This Women’s History Month, Craft Recordings is celebrating one of the most inspiring women in jazz, Abbey Lincoln, with a special reissue of her landmark LP, Abbey Is Blue. Releasing May 28th and available for pre-order today, the 1959 album has been meticulously remastered from its original analog tapes by Kevin Gray at Cohearent Audio and pressed on 180-gram vinyl at RTI.
The moving title—which will also be released in stunning, hi-res digital audio—features an all-star line-up of musicians, including Max Roach, Kenny Dorham, Stanley Turrentine, Philly Joe Jones, Wynton Kelly, and Sam Jones.
Abbey Lincoln (1930–2010) was more than just one of the great jazz vocalists. She was also a passionate activist in the civil rights movement, an accomplished songwriter, a talented actress, and an inspiring teacher. Born Anna Marie Wooldridge, Lincoln honed her skills as a club singer, performing in Los Angeles under a variety of stage names. Influenced by the likes of Billie Holiday and Louis Armstrong, Lincoln possessed a distinctive and deeply emotive voice—one that quickly caught the attention of industry insiders. By the mid-1950s, she had landed a recording contract with the renowned New York jazz label, Riverside Records.
Lincoln’s three albums for Riverside, recorded between 1957–1959, found the artist pushing her creative boundaries and working alongside such innovative contemporaries as Sonny Rollins, Philly Joe Jones, Benny Golson, and her future husband, Max Roach. 1959’s Abbey Is Blue marked Lincoln’s fourth studio album and final recording with Riverside. A standout title in Lincoln’s prolific body of work, Abbey Is Blue took a stark turn from her earlier releases, which typically consisted of standards from the Great American Songbook. As the title suggests, Abbey Is Blue finds the singer solemn and reflective, singing about the harsh realities of the world. Her vocal talents, meanwhile, are on display, as Lincoln soulfully embodies the lyrical content of her songs.
According to Riverside co-founder Orrin Keepnews, who co-produced the album, each track on Abbey Is Blue was carefully and consciously selected by Lincoln. They included the Kurt Weill/Langston Hughes-penned “Lonely House,” from the 1946 opera Street Scene, the cutting theme to the 1928 silent film Laugh, Clown, Laugh, and Mongo Santamaría’s jazz standard, “Afro Blue,” featuring lyrics by Oscar Brown.

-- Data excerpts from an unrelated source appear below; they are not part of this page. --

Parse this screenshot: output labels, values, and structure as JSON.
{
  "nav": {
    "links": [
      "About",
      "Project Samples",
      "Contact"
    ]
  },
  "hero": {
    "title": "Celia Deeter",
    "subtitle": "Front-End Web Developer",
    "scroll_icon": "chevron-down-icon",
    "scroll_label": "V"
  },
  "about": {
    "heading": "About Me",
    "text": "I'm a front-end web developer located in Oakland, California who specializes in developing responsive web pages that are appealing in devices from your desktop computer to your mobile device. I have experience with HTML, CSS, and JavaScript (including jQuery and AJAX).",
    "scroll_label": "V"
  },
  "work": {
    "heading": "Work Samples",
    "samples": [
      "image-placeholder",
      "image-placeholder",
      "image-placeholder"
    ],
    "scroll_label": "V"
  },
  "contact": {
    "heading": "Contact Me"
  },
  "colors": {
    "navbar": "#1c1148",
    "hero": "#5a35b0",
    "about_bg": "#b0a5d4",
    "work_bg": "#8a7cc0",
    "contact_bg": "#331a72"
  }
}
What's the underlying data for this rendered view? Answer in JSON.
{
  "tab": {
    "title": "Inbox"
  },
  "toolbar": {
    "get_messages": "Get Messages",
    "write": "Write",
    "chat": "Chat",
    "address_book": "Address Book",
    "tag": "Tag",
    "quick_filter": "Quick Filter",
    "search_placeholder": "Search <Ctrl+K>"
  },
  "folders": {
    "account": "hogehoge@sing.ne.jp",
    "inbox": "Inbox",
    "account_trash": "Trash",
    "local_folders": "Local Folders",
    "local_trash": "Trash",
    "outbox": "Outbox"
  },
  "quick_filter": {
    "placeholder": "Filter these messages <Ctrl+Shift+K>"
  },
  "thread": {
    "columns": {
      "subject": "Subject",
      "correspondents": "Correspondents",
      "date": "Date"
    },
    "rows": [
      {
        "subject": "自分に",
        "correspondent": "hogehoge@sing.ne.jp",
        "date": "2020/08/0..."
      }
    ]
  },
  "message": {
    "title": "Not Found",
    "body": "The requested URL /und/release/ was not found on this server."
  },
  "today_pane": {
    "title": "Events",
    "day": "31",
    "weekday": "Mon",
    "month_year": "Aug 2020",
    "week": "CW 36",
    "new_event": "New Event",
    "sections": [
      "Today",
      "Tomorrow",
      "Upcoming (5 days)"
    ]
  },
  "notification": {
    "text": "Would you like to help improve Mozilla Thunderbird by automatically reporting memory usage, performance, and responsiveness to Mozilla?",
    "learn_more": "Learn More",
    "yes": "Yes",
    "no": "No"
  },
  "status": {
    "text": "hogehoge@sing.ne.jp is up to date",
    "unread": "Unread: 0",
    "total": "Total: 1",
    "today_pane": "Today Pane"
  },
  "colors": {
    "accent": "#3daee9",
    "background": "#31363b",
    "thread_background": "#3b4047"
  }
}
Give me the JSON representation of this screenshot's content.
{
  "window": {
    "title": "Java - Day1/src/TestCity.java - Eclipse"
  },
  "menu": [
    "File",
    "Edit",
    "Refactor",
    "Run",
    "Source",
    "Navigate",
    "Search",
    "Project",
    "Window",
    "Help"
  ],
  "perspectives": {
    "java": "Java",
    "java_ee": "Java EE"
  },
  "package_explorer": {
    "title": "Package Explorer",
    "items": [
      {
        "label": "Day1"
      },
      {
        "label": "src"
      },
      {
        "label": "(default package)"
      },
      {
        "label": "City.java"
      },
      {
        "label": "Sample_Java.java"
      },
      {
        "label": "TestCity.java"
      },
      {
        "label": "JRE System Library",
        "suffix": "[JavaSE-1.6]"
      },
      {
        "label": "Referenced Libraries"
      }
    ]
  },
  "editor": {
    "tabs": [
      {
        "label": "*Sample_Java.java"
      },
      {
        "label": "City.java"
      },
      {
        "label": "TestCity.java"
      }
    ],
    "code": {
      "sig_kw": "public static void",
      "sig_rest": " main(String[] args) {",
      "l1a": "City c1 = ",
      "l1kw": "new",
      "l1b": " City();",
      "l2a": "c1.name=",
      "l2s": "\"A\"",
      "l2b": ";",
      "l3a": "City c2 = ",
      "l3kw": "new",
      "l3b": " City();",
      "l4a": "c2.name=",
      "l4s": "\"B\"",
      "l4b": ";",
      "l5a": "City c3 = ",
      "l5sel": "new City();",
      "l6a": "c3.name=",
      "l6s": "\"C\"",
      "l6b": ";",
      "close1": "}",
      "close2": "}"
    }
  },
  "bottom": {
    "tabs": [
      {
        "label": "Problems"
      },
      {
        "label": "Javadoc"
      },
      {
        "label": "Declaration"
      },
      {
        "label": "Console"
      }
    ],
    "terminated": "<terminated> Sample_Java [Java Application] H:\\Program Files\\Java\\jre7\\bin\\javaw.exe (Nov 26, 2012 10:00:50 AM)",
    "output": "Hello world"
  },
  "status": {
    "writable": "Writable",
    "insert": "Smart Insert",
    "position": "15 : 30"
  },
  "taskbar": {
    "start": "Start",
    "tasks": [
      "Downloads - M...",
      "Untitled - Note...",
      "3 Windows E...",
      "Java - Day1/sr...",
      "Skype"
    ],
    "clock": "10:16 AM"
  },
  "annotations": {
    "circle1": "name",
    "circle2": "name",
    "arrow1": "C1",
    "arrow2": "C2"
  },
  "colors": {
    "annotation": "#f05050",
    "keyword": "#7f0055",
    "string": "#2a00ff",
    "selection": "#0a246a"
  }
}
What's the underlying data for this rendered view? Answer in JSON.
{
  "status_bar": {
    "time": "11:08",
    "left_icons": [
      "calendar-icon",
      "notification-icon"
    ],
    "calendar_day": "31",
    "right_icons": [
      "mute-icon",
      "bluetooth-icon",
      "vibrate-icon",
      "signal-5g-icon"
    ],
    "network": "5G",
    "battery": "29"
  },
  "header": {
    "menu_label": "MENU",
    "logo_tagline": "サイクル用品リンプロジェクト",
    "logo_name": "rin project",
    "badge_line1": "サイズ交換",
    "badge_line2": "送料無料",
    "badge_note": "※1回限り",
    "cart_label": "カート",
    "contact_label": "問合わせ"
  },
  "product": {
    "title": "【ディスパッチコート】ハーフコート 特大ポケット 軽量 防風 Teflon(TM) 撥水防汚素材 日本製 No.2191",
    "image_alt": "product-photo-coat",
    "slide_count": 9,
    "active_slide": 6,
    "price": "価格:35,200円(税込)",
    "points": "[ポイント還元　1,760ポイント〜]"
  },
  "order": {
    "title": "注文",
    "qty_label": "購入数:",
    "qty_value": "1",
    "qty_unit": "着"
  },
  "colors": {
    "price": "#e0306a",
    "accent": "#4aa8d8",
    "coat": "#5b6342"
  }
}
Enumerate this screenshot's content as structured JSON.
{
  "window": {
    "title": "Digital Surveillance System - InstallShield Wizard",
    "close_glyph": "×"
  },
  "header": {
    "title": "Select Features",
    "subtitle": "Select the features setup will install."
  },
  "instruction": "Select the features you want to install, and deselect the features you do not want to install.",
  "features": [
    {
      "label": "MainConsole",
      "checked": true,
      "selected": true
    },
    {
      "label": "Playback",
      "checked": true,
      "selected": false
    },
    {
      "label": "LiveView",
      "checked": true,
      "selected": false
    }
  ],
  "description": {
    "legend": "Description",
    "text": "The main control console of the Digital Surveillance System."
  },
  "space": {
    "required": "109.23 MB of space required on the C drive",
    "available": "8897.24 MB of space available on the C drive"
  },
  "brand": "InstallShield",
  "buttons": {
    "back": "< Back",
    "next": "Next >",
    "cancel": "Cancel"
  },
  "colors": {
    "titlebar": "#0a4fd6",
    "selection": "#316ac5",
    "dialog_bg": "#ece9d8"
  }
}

Lincoln also performed one of her original compositions, “Let Up.” Decades later, in an interview with the National Endowment for the Arts (which awarded Lincoln with the Jazz Masters Award in 2003), the artist spoke about the song, recalling, “My life was really becoming oppressive. I was trying to be seen as a serious performer. And there were many people making snide, ugly remarks about [me].” Lincoln had had enough, and “Let Up” was a bold message to her critics.
Lincoln was also feeling oppressed by the discrimination that she and her fellow Black Americans faced daily. As the civil rights movement of the ’60s was brewing, Abbey Is Blue served as a precursor to her work as an activist. The following year, she would collaborate on the incendiary We Insist! Max Roach's Freedom Now Suite. While Abbey Is Blue found the singer lamenting injustice, however, We Insist! faced it boldly and unflinchingly.
In his original liner notes for Abbey Is Blue, Keepnews mused, “…the truest image of sorrow, the bitterest taste of loneliness, the deepest shades of blue—such things are apt to be most haunting and most moving when a woman gives them voice. In this album, Abbey Lincoln proves once again that this is true.”
He added, “It is certainly the best singing by far that Abbey has done on record, and I think now—as I did much of the time while it was being recorded—that it stands up as among the most effective and moving albums that any singer has created in a long time.”